«Les soldats, parfois, étaient des camarades de la rue»: les shamassa, ces enfants de la guerre au Soudan
Depuis la reprise de Khartoum, la capitale du Soudan, par l’armée régulière, les habitants s’activent à travers les décombres pour déblayer la ville et panser leurs plaies. Parmi eux, il y en a pour qui la guerre n’a pas changé grand-chose : des milliers d’enfants des rues qui ont grandi dans la violence bien avant le conflit actuel. Souvent issus du sud du Kordofan ou du Darfour, des régions marginalisées en proie aux conflits armés depuis des décennies, parfois orphelins ou abandonnés par les adultes, des hordes d’enfants continuent d’errer dans les rues de la capitale. Surnommés en arabe « les shamassa », les enfants du soleil, ils ont été des proies faciles pour les groupes armés et notamment les paramilitaires. Dans les rues d’Omdurman, notre correspondant a rencontré James, qui raconte la guerre à hauteur d’enfant.

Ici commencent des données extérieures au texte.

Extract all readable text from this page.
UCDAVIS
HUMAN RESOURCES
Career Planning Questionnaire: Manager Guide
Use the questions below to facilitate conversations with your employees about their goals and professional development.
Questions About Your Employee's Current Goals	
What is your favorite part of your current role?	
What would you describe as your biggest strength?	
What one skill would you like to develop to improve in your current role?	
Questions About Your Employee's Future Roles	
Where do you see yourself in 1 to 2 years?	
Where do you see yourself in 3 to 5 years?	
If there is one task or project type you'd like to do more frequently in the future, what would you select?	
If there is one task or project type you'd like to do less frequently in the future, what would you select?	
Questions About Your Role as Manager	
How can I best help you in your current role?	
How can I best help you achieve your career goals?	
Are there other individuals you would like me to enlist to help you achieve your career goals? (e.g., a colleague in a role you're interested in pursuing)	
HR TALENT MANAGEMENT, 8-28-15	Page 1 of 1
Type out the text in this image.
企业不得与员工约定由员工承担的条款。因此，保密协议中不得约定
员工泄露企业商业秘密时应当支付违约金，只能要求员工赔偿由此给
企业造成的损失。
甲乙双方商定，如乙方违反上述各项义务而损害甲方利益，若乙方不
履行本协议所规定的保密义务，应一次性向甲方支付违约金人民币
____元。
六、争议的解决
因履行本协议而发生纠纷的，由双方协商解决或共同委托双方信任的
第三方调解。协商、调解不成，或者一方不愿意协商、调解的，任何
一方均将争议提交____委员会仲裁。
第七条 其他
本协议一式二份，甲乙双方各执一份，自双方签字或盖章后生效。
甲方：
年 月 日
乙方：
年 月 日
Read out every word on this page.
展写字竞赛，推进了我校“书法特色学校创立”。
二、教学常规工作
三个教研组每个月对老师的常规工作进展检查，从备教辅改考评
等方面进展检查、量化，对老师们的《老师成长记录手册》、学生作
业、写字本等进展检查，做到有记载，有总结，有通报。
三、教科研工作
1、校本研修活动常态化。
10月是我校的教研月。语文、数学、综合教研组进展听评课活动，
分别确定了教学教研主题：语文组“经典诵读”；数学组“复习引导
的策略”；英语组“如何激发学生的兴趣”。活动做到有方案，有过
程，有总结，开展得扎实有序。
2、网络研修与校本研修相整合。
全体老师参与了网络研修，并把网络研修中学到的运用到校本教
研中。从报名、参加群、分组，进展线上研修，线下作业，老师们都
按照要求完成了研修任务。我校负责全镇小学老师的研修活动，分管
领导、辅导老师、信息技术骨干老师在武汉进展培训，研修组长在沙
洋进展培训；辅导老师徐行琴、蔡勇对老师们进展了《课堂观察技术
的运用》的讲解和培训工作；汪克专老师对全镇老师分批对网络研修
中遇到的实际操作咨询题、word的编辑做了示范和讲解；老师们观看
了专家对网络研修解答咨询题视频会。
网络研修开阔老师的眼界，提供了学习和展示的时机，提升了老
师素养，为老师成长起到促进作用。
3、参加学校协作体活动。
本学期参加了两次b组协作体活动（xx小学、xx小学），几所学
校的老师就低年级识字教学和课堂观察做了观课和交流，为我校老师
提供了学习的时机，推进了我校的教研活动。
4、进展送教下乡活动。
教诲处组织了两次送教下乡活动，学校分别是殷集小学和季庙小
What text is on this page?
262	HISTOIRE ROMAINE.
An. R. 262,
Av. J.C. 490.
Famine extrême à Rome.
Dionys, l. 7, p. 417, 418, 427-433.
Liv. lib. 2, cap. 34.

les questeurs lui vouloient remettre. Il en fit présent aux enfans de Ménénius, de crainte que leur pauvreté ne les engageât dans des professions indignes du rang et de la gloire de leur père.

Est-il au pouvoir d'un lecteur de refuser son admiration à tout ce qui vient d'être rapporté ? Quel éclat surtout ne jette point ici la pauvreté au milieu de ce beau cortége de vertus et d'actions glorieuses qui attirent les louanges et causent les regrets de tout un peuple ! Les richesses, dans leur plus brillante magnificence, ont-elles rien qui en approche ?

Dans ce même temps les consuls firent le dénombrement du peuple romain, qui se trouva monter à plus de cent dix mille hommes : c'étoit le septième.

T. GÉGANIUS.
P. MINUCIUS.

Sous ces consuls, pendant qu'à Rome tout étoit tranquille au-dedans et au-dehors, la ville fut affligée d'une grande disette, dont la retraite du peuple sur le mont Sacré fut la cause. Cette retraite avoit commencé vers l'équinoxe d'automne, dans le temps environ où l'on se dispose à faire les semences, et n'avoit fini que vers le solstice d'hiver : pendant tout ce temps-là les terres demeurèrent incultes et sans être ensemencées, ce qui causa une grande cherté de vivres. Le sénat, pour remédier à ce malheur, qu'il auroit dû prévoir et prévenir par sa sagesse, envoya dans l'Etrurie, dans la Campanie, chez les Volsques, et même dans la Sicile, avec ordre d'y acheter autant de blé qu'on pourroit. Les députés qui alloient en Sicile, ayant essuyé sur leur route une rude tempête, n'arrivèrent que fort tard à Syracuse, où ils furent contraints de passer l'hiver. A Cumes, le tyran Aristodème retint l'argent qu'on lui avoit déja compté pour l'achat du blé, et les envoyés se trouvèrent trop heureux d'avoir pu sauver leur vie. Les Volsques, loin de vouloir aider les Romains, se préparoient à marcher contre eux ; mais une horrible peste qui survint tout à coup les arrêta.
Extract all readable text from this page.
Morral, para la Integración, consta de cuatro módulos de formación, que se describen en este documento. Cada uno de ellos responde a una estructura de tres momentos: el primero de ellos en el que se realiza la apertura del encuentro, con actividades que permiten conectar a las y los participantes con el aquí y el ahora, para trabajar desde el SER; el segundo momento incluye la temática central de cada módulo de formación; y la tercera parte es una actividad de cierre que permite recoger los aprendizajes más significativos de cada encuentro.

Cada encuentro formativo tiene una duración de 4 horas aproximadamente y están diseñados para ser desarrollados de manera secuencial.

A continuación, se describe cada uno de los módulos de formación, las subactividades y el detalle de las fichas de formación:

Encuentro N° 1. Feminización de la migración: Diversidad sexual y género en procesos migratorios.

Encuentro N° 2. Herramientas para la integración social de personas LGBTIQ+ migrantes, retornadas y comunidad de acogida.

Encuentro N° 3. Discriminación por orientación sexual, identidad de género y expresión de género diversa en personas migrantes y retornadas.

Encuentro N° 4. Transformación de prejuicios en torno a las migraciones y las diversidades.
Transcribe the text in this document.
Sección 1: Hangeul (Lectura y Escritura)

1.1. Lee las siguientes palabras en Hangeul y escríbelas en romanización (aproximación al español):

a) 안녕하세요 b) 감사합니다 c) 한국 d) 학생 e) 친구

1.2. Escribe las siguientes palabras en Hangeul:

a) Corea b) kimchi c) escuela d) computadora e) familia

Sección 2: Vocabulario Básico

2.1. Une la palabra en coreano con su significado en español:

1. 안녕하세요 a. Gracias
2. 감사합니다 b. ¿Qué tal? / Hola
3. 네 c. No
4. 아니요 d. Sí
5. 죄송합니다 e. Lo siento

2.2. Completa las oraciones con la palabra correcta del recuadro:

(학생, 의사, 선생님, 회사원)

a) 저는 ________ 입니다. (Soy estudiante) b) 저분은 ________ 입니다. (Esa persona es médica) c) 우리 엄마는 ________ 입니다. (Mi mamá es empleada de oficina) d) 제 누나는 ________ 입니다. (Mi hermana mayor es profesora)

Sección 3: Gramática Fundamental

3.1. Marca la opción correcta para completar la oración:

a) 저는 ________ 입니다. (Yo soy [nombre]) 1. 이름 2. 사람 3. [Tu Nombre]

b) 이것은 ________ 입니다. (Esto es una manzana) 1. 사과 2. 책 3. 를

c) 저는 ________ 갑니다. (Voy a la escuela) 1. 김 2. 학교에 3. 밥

James a 16 ou 17 ans, il ne sait pas vraiment. Tout ce qu’il sait, c’est qu’il est originaire des monts Nuba. Une région rebelle bombardée par le régime d’Omar el-Béchir au début des années 2010. D’aussi loin qu’il s’en souvienne, James a toujours été à la rue : « J’ai fait tous les boulots. Nettoyer les bagnoles, cirer des chaussures, faire le ménage, la plonge dans les restaurants. Je connais la ville par cœur. J’ai dormi dans ses rues. Sur un bout de carton. Au bout d’un moment, dormir dehors ça ne te fait plus rien. Tu n’as plus peur de rien. Un jour ici, un jour là, tu te débrouilles. »
Exploités, humiliés par le monde des adultes, la plupart de ces enfants se sont retrouvés livrés à eux-mêmes en plein milieu de la guerre. Pour tout gagne-pain, James allait puiser de l’eau dans un quartier cerné par les miliciens des Forces de soutien rapide (FSR) : « Tu marches dans la rue, ils t’insultent, te dépouillent, te frappent sans raison. Tu repars les mains vides. Les soldats, parfois c’étaient des camarades de la rue, encore plus jeunes que moi. La veille, ils te disent qu’ils vont prendre les armes, toi tu penses que c’est une blague, mais le lendemain ils reviennent avec un flingue. Des tonnes de gars ont rejoint les paramilitaires. Beaucoup sont morts. »
Pourquoi je ne suis pas né dans un autre pays ?
Si on lui a proposé plusieurs fois de porter une arme, James a toujours refusé. D’autres ont participé au pillage de la capitale aux côtés des milices, témoigne Khamis Younès, responsable du Markaz Mahaba, un centre social qui accueille une trentaine d’enfants des rues : « Certains les ont rejoints, à 16 ou 17 ans, ils devenaient des soldats. Ils se sont fait embrigader. Même avant la guerre, les Forces de soutien rapide séduisaient les jeunes avec des salaires élevés. Là, les gamins avaient l’occasion d’avoir une voiture, de conduire comme des rois, d’être payés jusqu’à 6 millions de livres, ça en a convaincu certains. »
Dans ce petit centre social, les enfants apprennent des rudiments de cuisine, de soudure, de quoi se débrouiller au dehors. Si certains vont à l’école. James, lui, préfère nettoyer les voitures pour pouvoir s’offrir un verre de thé ou des cigarettes : « Dans cette société je ne peux pas revendiquer mes droits. Parfois je me dis : "mec, ce pays ne t’a rien donné. Il faut que je me barre". Au fond, qu’est-ce qui m’a amené ici ? Pourquoi je ne suis pas né dans un autre pays ? Ici on vivait dans la violence bien avant cette guerre. Dieu merci, on respire encore. »
Depuis le début de la guerre, plus de 5 millions d’enfants ont été déplacés par les combats à travers le Soudan. Des milliers d’entre eux risquent de finir à la rue. Ils rejoindront James et l’armée invisible des enfants du soleil.